Speaking on the same question, Integrated Diagnostics CEO Al Luderer told ProteoMonitor that the struggles of many early proteomic diagnostic firms demonstrated the importance of pursuing indications "that have enough available market to justify commercial development."

In the same interview, Luderer noted as well that many proteomic diagnostic firms have been hindered by a lack of sales forces capable of "'missionary selling,' where physician education, coupled with the ability to close sales, are critical skills."

Hagstrom also raised this point, observing that a "well-trained and highly skilled field sales organization" had been crucial to driving physician adoption of Vectra DA.

"We hired highly experienced individuals who had been in the autoimmune field or rheumatology … and we trained them well," he said. Crescendo currently employs a total of 33 sales people.

In this, the firm diverged from a number of early proteomics outfits including Vermillion, Correlogic, and the Yale University team behind the failed ovarian cancer test OvaSure, which inked licensing deals with large reference labs like Quest Diagnostics and Laboratory Corporation of America, with the expectation that those companies' sales staffs could effectively drive adoption of their tests.

Slow sales, though, have left some in the industry questioning this approach. In particular, Vermillion has moved in the last year towards an internally driven sales strategy similar to Crescendo's.

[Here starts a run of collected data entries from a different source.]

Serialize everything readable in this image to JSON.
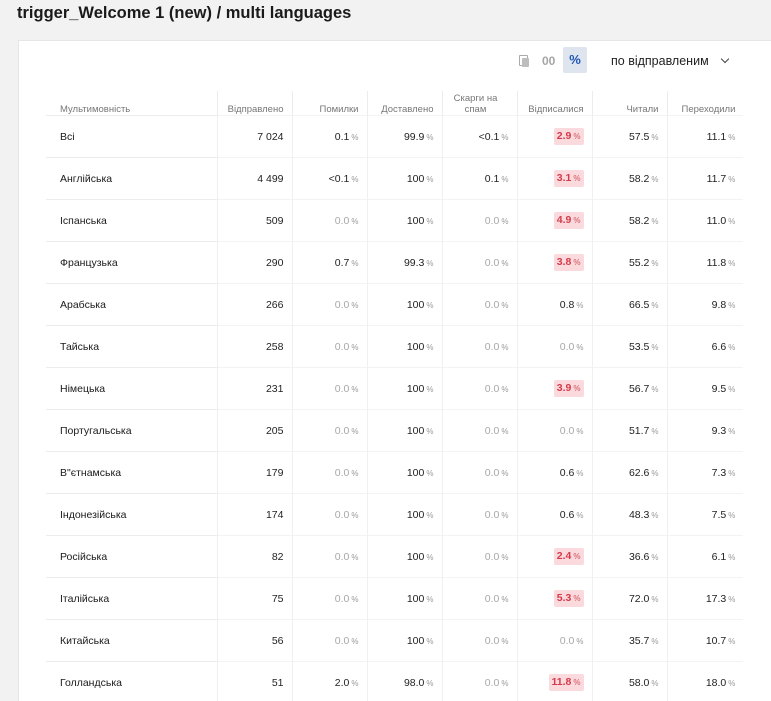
{
  "title": "trigger_Welcome 1 (new) / multi languages",
  "toolbar": {
    "abs_label": "00",
    "pct_label": "%",
    "sort_label": "по відправленим"
  },
  "colors": {
    "highlight_bg": "#fbdadd",
    "highlight_text": "#d43a4a",
    "accent": "#1e55b4"
  },
  "table": {
    "headers": [
      "Мультимовність",
      "Відправлено",
      "Помилки",
      "Доставлено",
      "Скарги на спам",
      "Відписалися",
      "Читали",
      "Переходили"
    ],
    "rows": [
      {
        "lang": "Всі",
        "sent": "7 024",
        "errors": "0.1",
        "errors_zero": false,
        "delivered": "99.9",
        "spam": "<0.1",
        "spam_zero": false,
        "unsub": "2.9",
        "unsub_hi": true,
        "unsub_zero": false,
        "read": "57.5",
        "clicks": "11.1"
      },
      {
        "lang": "Англійська",
        "sent": "4 499",
        "errors": "<0.1",
        "errors_zero": false,
        "delivered": "100",
        "spam": "0.1",
        "spam_zero": false,
        "unsub": "3.1",
        "unsub_hi": true,
        "unsub_zero": false,
        "read": "58.2",
        "clicks": "11.7"
      },
      {
        "lang": "Іспанська",
        "sent": "509",
        "errors": "0.0",
        "errors_zero": true,
        "delivered": "100",
        "spam": "0.0",
        "spam_zero": true,
        "unsub": "4.9",
        "unsub_hi": true,
        "unsub_zero": false,
        "read": "58.2",
        "clicks": "11.0"
      },
      {
        "lang": "Французька",
        "sent": "290",
        "errors": "0.7",
        "errors_zero": false,
        "delivered": "99.3",
        "spam": "0.0",
        "spam_zero": true,
        "unsub": "3.8",
        "unsub_hi": true,
        "unsub_zero": false,
        "read": "55.2",
        "clicks": "11.8"
      },
      {
        "lang": "Арабська",
        "sent": "266",
        "errors": "0.0",
        "errors_zero": true,
        "delivered": "100",
        "spam": "0.0",
        "spam_zero": true,
        "unsub": "0.8",
        "unsub_hi": false,
        "unsub_zero": false,
        "read": "66.5",
        "clicks": "9.8"
      },
      {
        "lang": "Тайська",
        "sent": "258",
        "errors": "0.0",
        "errors_zero": true,
        "delivered": "100",
        "spam": "0.0",
        "spam_zero": true,
        "unsub": "0.0",
        "unsub_hi": false,
        "unsub_zero": true,
        "read": "53.5",
        "clicks": "6.6"
      },
      {
        "lang": "Німецька",
        "sent": "231",
        "errors": "0.0",
        "errors_zero": true,
        "delivered": "100",
        "spam": "0.0",
        "spam_zero": true,
        "unsub": "3.9",
        "unsub_hi": true,
        "unsub_zero": false,
        "read": "56.7",
        "clicks": "9.5"
      },
      {
        "lang": "Португальська",
        "sent": "205",
        "errors": "0.0",
        "errors_zero": true,
        "delivered": "100",
        "spam": "0.0",
        "spam_zero": true,
        "unsub": "0.0",
        "unsub_hi": false,
        "unsub_zero": true,
        "read": "51.7",
        "clicks": "9.3"
      },
      {
        "lang": "В\"єтнамська",
        "sent": "179",
        "errors": "0.0",
        "errors_zero": true,
        "delivered": "100",
        "spam": "0.0",
        "spam_zero": true,
        "unsub": "0.6",
        "unsub_hi": false,
        "unsub_zero": false,
        "read": "62.6",
        "clicks": "7.3"
      },
      {
        "lang": "Індонезійська",
        "sent": "174",
        "errors": "0.0",
        "errors_zero": true,
        "delivered": "100",
        "spam": "0.0",
        "spam_zero": true,
        "unsub": "0.6",
        "unsub_hi": false,
        "unsub_zero": false,
        "read": "48.3",
        "clicks": "7.5"
      },
      {
        "lang": "Російська",
        "sent": "82",
        "errors": "0.0",
        "errors_zero": true,
        "delivered": "100",
        "spam": "0.0",
        "spam_zero": true,
        "unsub": "2.4",
        "unsub_hi": true,
        "unsub_zero": false,
        "read": "36.6",
        "clicks": "6.1"
      },
      {
        "lang": "Італійська",
        "sent": "75",
        "errors": "0.0",
        "errors_zero": true,
        "delivered": "100",
        "spam": "0.0",
        "spam_zero": true,
        "unsub": "5.3",
        "unsub_hi": true,
        "unsub_zero": false,
        "read": "72.0",
        "clicks": "17.3"
      },
      {
        "lang": "Китайська",
        "sent": "56",
        "errors": "0.0",
        "errors_zero": true,
        "delivered": "100",
        "spam": "0.0",
        "spam_zero": true,
        "unsub": "0.0",
        "unsub_hi": false,
        "unsub_zero": true,
        "read": "35.7",
        "clicks": "10.7"
      },
      {
        "lang": "Голландська",
        "sent": "51",
        "errors": "2.0",
        "errors_zero": false,
        "delivered": "98.0",
        "spam": "0.0",
        "spam_zero": true,
        "unsub": "11.8",
        "unsub_hi": true,
        "unsub_zero": false,
        "read": "58.0",
        "clicks": "18.0"
      }
    ],
    "unit": "%"
  }
}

In May, CEO Thomas McLain announced that Vermillion was taking over from Quest as leader of commercialization efforts for its OVA1 ovarian cancer diagnostic.

Explaining the change, McLain said that the sales force of a large clinical reference lab like Quest was not necessarily best suited to driving commercialization of a single specialty diagnostic like OVA1.

"As a high-value diagnostic, retaining current users and expanding into new accounts requires a specialty sales skill set," he said. "Coverage is also a significant factor in driving increased use of [OVA1]. That is not core to a high-volume reference laboratory business model."

Also key to Vectra DA's success, Hagstrom said, has been the extensive data Crescendo has collected on the test's performance.

The company performed development and initial validation of the test over a series of studies examining more than 1,900 samples from more than 1,700 patients, and since then it has performed more than 20 additional studies generating data on the test's performances for purposes ranging from initial diagnosis to monitoring therapy to separating out effects from comorbities like fibromyalgia, he said.

He estimated that it would take roughly four to five years and up to $100 million for a competitor to replicate the company's clinical program.

Launching development of Vectra DA in summer 2008, Crescendo benefitted by observing the challenges that proteomic diagnostics firms before it had encountered, Hagstrom said. "We were great students of what had worked and what had not worked, such that our path was relatively straightforward and one that worked through a series of challenges in a pretty efficient fashion."

Myriad first expressed interest in Crescendo in 2011 when it made a $25 million debt investment in the company that also gave it a three-year option to purchase the firm. That $25 million will be deducted from the $270 million purchase price.

On the earnings call this week, Myriad's Meldrum outlined several anticipated benefits to Myriad of the acquisition, among them the opportunity to expand Crescendo's technology to other autoimmune diseases; the opportunity to move further into protein diagnostics by adding Crescendo, which will operate for the time being as a wholly owned subsidiary of Myriad to its existing Myriad RBM subsidiary; and the ability to accelerate Crescendo's growth by leveraging its own sales and customer service infrastructure.